The final Accountable Care Organizations Rule contains many changes welcomed by physicians, medical associations and HIMSS members alike because the ACO model offers a promise to improve care coordination and quality of care while reducing the overall costs. The Centers for Medicare and Medicaid Services released this series of Notices of Proposed Rule Making draft regulations on the ACOs in April 2011 and the Final Rule in October 2011. Here is a link to CMS information: Accountable Care Organizations under the CMS Medicare Shared Savings Program
Below are a few noted changes in the final rule that are of particular note for physicians and medical practices:
- A governing body made up of at least 75% of its participants, deemed as a legal entity, will manage all ACOs.
- ACO assignment – CMS will employ a stepwise approach as the basic assignment methodology.
- Beneficiaries will be first assigned to ACOs on the basis of use of primary care services provided by primary care physicians.
- Those beneficiaries who are not seeing any primary care physician may be assigned to an ACO on the basis of primary care services provided by other physicians. CMS has now allowed consideration of all physician specialties in the assignment process in the final rule
- The final rule allows ACOs a risk and payment structure that should allow participation by all physicians practice regardless of size.
- ACOs will now share in every dollar of cost savings; the rule includes an option that limits financial risk, which is important for many physician practices.
- Physician practices will also benefit from the new advanced payment initiative created through the Centers for Medicare and Medicaid Innovation to provide financial assistance for physician-owned organizations.
- The initiative would help small practices and rural community hospitals with upfront implementation costs.
- The program is committing $170 million for ACOs in 2012.
- A new rolling application process will allow more time for practices to prepare for ACO enrollment.
- CMS removed the requirement that 50% of primary care physicians in an ACO must be ‘meaningful users’ of electronic health records. However, CMS continues its strong support for the adoption and use of EHRs as a critical component to successful ACO care coordination by doubling the value of the EHR quality measure.

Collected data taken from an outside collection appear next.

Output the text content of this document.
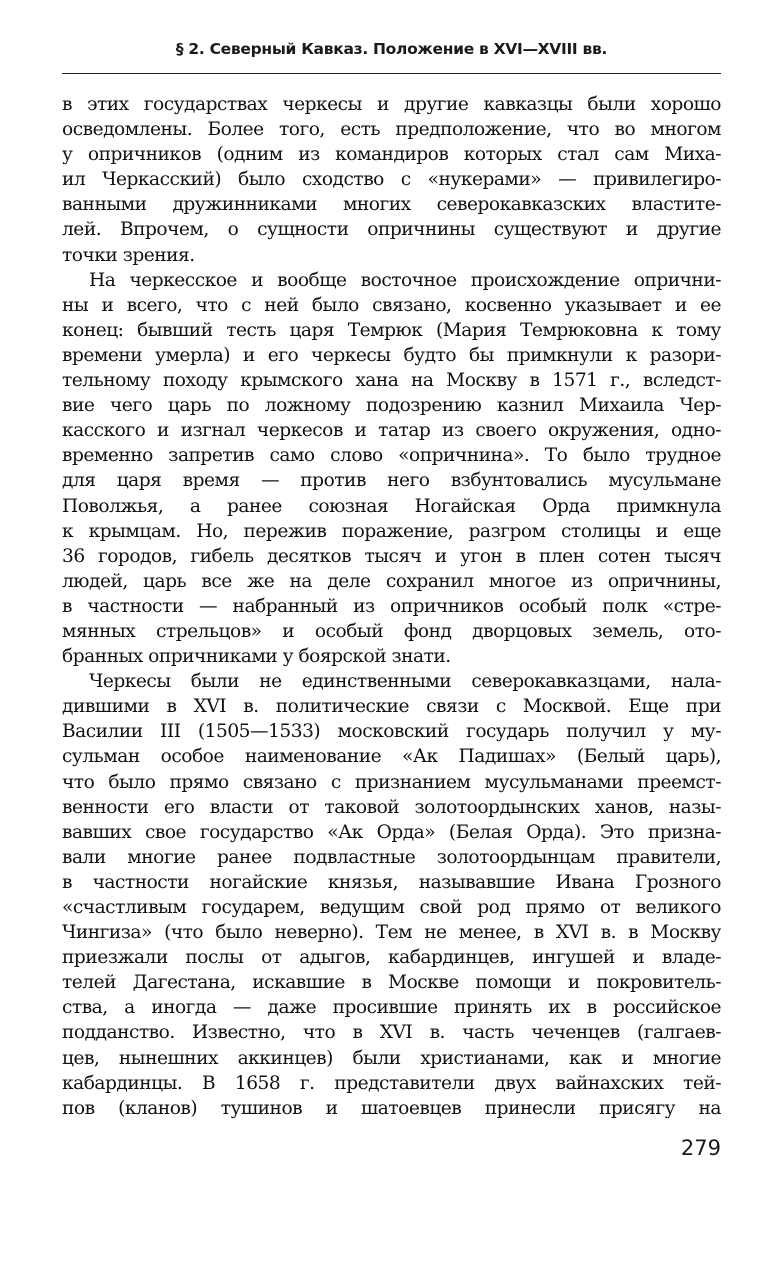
§ 2. Северный Кавказ. Положение в XVI—XVIII вв.
в этих государствах черкесы и другие кавказцы были хорошо
осведомлены. Более того, есть предположение, что во многом
у опричников (одним из командиров которых стал сам Миха-
ил Черкасский) было сходство с «нукерами» — привилегиро-
ванными дружинниками многих северокавказских властите-
лей. Впрочем, о сущности опричнины существуют и другие
точки зрения.
На черкесское и вообще восточное происхождение опрични-
ны и всего, что с ней было связано, косвенно указывает и ее
конец: бывший тесть царя Темрюк (Мария Темрюковна к тому
времени умерла) и его черкесы будто бы примкнули к разори-
тельному походу крымского хана на Москву в 1571 г., вследст-
вие чего царь по ложному подозрению казнил Михаила Чер-
касского и изгнал черкесов и татар из своего окружения, одно-
временно запретив само слово «опричнина». То было трудное
для царя время — против него взбунтовались мусульмане
Поволжья, а ранее союзная Ногайская Орда примкнула
к крымцам. Но, пережив поражение, разгром столицы и еще
36 городов, гибель десятков тысяч и угон в плен сотен тысяч
людей, царь все же на деле сохранил многое из опричнины,
в частности — набранный из опричников особый полк «стре-
мянных стрельцов» и особый фонд дворцовых земель, ото-
бранных опричниками у боярской знати.
Черкесы были не единственными северокавказцами, нала-
дившими в XVI в. политические связи с Москвой. Еще при
Василии III (1505—1533) московский государь получил у му-
сульман особое наименование «Ак Падишах» (Белый царь),
что было прямо связано с признанием мусульманами преемст-
венности его власти от таковой золотоордынских ханов, назы-
вавших свое государство «Ак Орда» (Белая Орда). Это призна-
вали многие ранее подвластные золотоордынцам правители,
в частности ногайские князья, называвшие Ивана Грозного
«счастливым государем, ведущим свой род прямо от великого
Чингиза» (что было неверно). Тем не менее, в XVI в. в Москву
приезжали послы от адыгов, кабардинцев, ингушей и владе-
телей Дагестана, искавшие в Москве помощи и покровитель-
ства, а иногда — даже просившие принять их в российское
подданство. Известно, что в XVI в. часть чеченцев (галгаев-
цев, нынешних аккинцев) были христианами, как и многие
кабардинцы. В 1658 г. представители двух вайнахских тей-
пов (кланов) тушинов и шатоевцев принесли присягу на
279
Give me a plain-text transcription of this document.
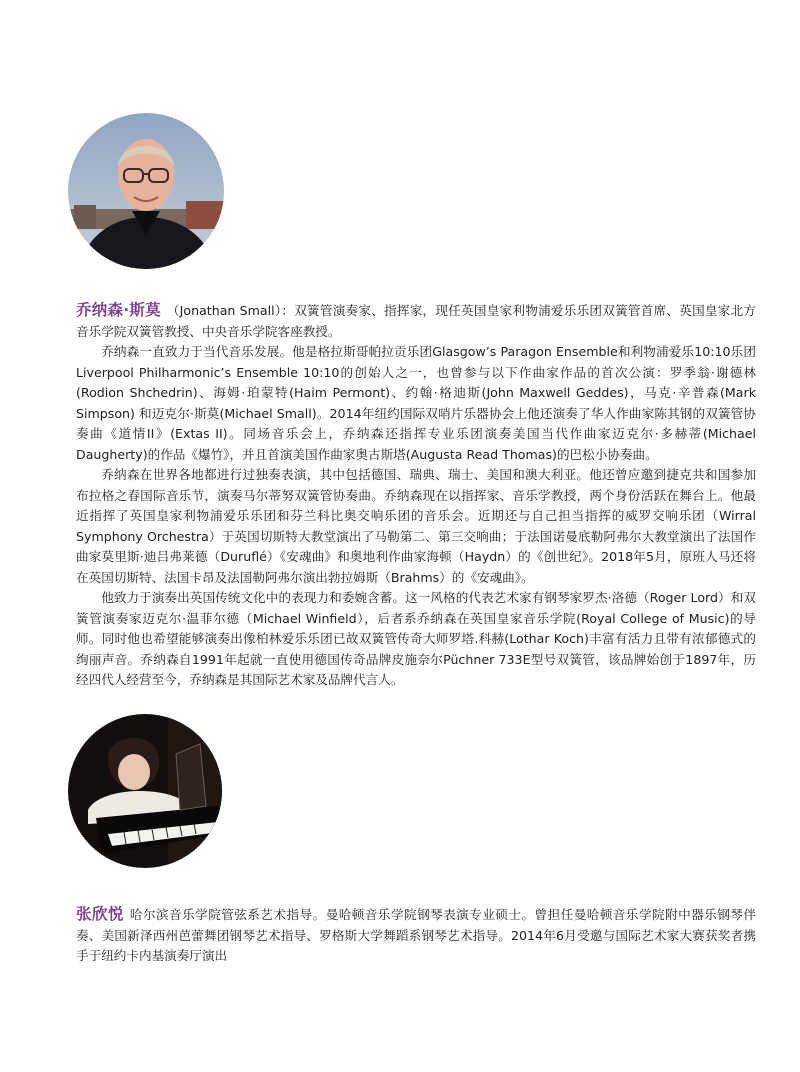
乔纳森·斯莫 （Jonathan Small）：双簧管演奏家、指挥家，现任英国皇家利物浦爱乐乐团双簧管首席、英国皇家北方音乐学院双簧管教授、中央音乐学院客座教授。

乔纳森一直致力于当代音乐发展。他是格拉斯哥帕拉贡乐团Glasgow’s Paragon Ensemble和利物浦爱乐10:10乐团Liverpool Philharmonic’s Ensemble 10:10的创始人之一，也曾参与以下作曲家作品的首次公演：罗季翁·谢德林(Rodion Shchedrin)、海姆·珀蒙特(Haim Permont)、约翰·格迪斯(John Maxwell Geddes)，马克·辛普森(Mark Simpson) 和迈克尔·斯莫(Michael Small)。2014年纽约国际双哨片乐器协会上他还演奏了华人作曲家陈其钢的双簧管协奏曲《道情II》(Extas II)。同场音乐会上，乔纳森还指挥专业乐团演奏美国当代作曲家迈克尔·多赫蒂(Michael Daugherty)的作品《爆竹》，并且首演美国作曲家奥古斯塔(Augusta Read Thomas)的巴松小协奏曲。

乔纳森在世界各地都进行过独奏表演，其中包括德国、瑞典、瑞士、美国和澳大利亚。他还曾应邀到捷克共和国参加布拉格之春国际音乐节，演奏马尔蒂努双簧管协奏曲。乔纳森现在以指挥家、音乐学教授，两个身份活跃在舞台上。他最近指挥了英国皇家利物浦爱乐乐团和芬兰科比奥交响乐团的音乐会。近期还与自己担当指挥的威罗交响乐团（Wirral Symphony Orchestra）于英国切斯特大教堂演出了马勒第二、第三交响曲；于法国诺曼底勒阿弗尔大教堂演出了法国作曲家莫里斯·迪吕弗莱德（Duruflé）《安魂曲》和奥地利作曲家海顿（Haydn）的《创世纪》。2018年5月，原班人马还将在英国切斯特、法国卡昂及法国勒阿弗尔演出勃拉姆斯（Brahms）的《安魂曲》。

他致力于演奏出英国传统文化中的表现力和委婉含蓄。这一风格的代表艺术家有钢琴家罗杰·洛德（Roger Lord）和双簧管演奏家迈克尔·温菲尔德（Michael Winfield），后者系乔纳森在英国皇家音乐学院(Royal College of Music)的导师。同时他也希望能够演奏出像柏林爱乐乐团已故双簧管传奇大师罗塔.科赫(Lothar Koch)丰富有活力且带有浓郁德式的绚丽声音。乔纳森自1991年起就一直使用德国传奇品牌皮施奈尔Püchner 733E型号双簧管，该品牌始创于1897年，历经四代人经营至今，乔纳森是其国际艺术家及品牌代言人。

张欣悦 哈尔滨音乐学院管弦系艺术指导。曼哈顿音乐学院钢琴表演专业硕士。曾担任曼哈顿音乐学院附中器乐钢琴伴奏、美国新泽西州芭蕾舞团钢琴艺术指导、罗格斯大学舞蹈系钢琴艺术指导。2014年6月受邀与国际艺术家大赛获奖者携手于纽约卡内基演奏厅演出
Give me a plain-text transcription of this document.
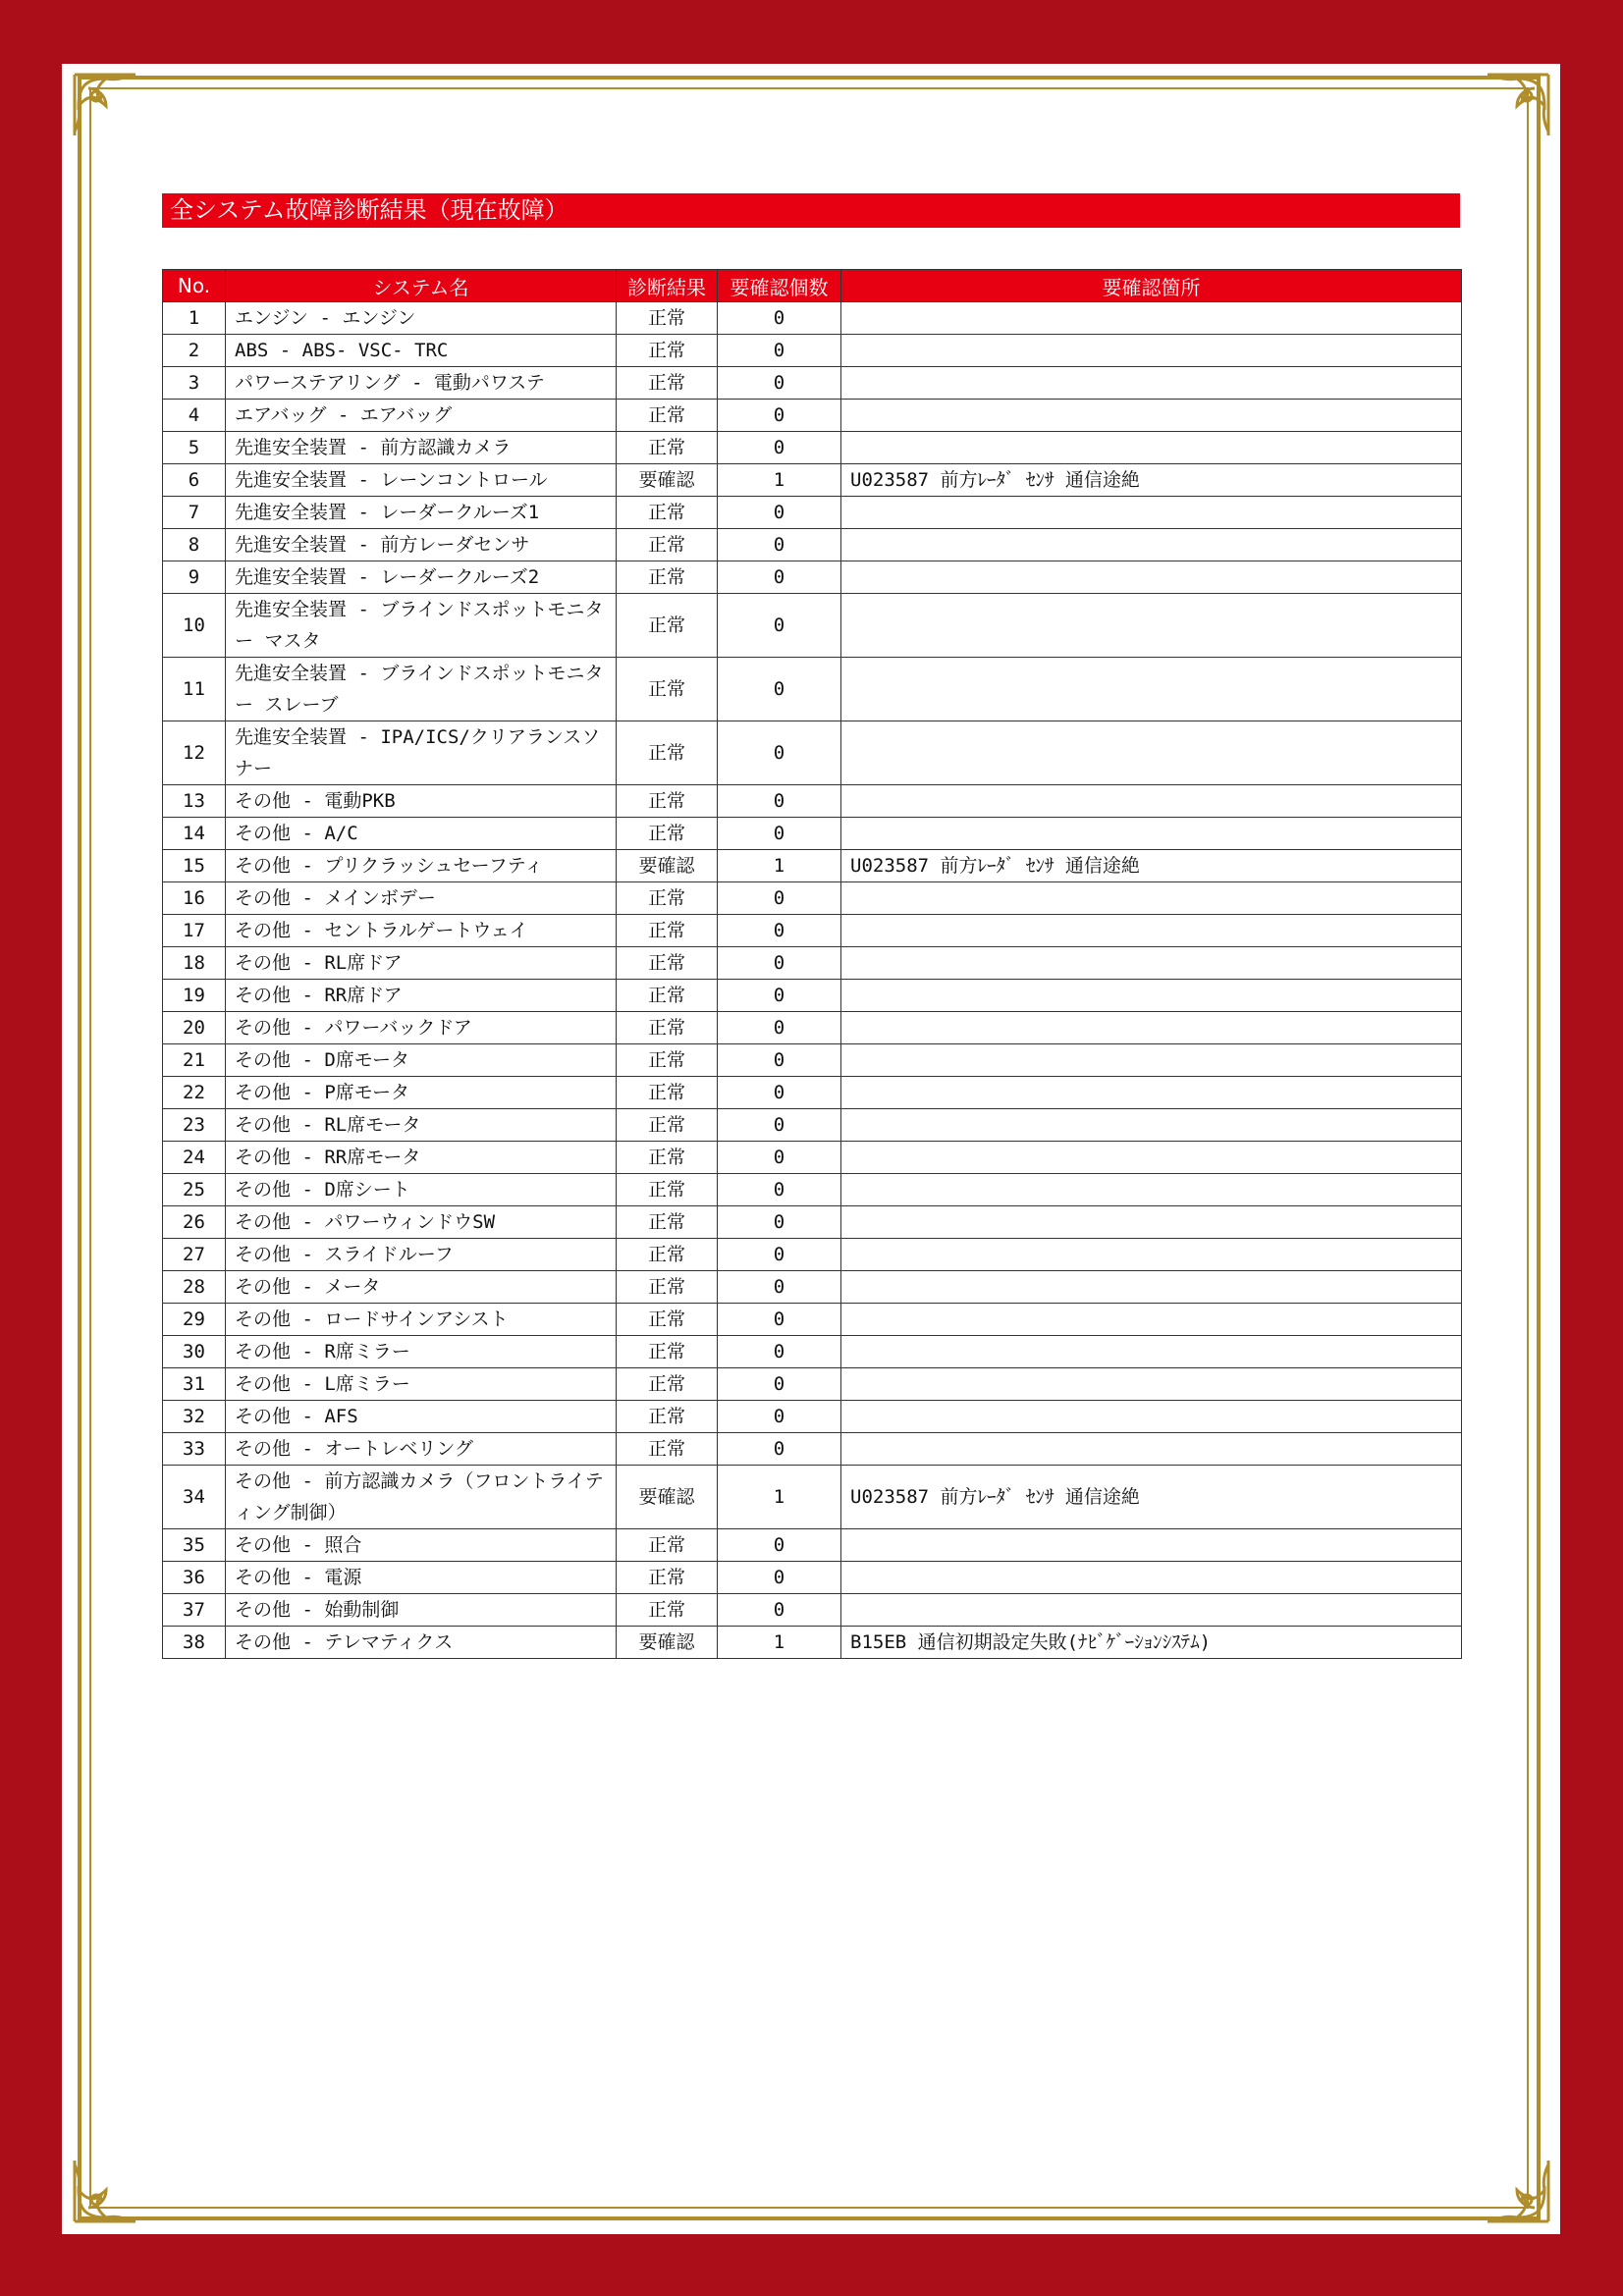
全システム故障診断結果（現在故障）
No.	システム名	診断結果	要確認個数	要確認箇所
1	エンジン - エンジン	正常	0	
2	ABS - ABS- VSC- TRC	正常	0	
3	パワーステアリング - 電動パワステ	正常	0	
4	エアバッグ - エアバッグ	正常	0	
5	先進安全装置 - 前方認識カメラ	正常	0	
6	先進安全装置 - レーンコントロール	要確認	1	U023587 前方ﾚｰﾀﾞ ｾﾝｻ 通信途絶
7	先進安全装置 - レーダークルーズ1	正常	0	
8	先進安全装置 - 前方レーダセンサ	正常	0	
9	先進安全装置 - レーダークルーズ2	正常	0	
10	先進安全装置 - ブラインドスポットモニター マスタ	正常	0	
11	先進安全装置 - ブラインドスポットモニター スレーブ	正常	0	
12	先進安全装置 - IPA/ICS/クリアランスソナー	正常	0	
13	その他 - 電動PKB	正常	0	
14	その他 - A/C	正常	0	
15	その他 - プリクラッシュセーフティ	要確認	1	U023587 前方ﾚｰﾀﾞ ｾﾝｻ 通信途絶
16	その他 - メインボデー	正常	0	
17	その他 - セントラルゲートウェイ	正常	0	
18	その他 - RL席ドア	正常	0	
19	その他 - RR席ドア	正常	0	
20	その他 - パワーバックドア	正常	0	
21	その他 - D席モータ	正常	0	
22	その他 - P席モータ	正常	0	
23	その他 - RL席モータ	正常	0	
24	その他 - RR席モータ	正常	0	
25	その他 - D席シート	正常	0	
26	その他 - パワーウィンドウSW	正常	0	
27	その他 - スライドルーフ	正常	0	
28	その他 - メータ	正常	0	
29	その他 - ロードサインアシスト	正常	0	
30	その他 - R席ミラー	正常	0	
31	その他 - L席ミラー	正常	0	
32	その他 - AFS	正常	0	
33	その他 - オートレベリング	正常	0	
34	その他 - 前方認識カメラ（フロントライティング制御）	要確認	1	U023587 前方ﾚｰﾀﾞ ｾﾝｻ 通信途絶
35	その他 - 照合	正常	0	
36	その他 - 電源	正常	0	
37	その他 - 始動制御	正常	0	
38	その他 - テレマティクス	要確認	1	B15EB 通信初期設定失敗(ﾅﾋﾞｹﾞｰｼｮﾝｼｽﾃﾑ)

- The Quality measures from the proposed rule have been reduced from 65 to 33, with a more gradual ramp-up from pay-for-reporting (year one) to pay for performance (phased in over years two and three).
- Greater financial incentives would offer ACOs greater opportunity for capital investment for infrastructure, including information technology requirements to support the ACO.
The ACO final rule Federal Trade Commission and Department of Justice made changes to their antitrust statement on Medicare ACOs. These important changes will significantly lower the administrative burden and cost for potential ACOs to comply with the antitrust rules.
- This should lower the administrative burden and cost for potential ACOs to comply with the antitrust rules.
- Removal of the requirement for mandatory review and clarification that all collaborations among independent providers, including those that existed before March 23, 2010, are covered by the statement.
In addition, CMS and the Office of the Inspector General will also expand the waivers of certain Medicare laws for ACOs.
Questions from physicians and practice staff should go to aco@cms.hhs.gov to reach CMS.
HIMSS has provided numerous resources and tools for the industry and our members available on the HIMSS website. In addition, HIMSS continues to monitor ACO development, use and its impact on HIMSS’ members.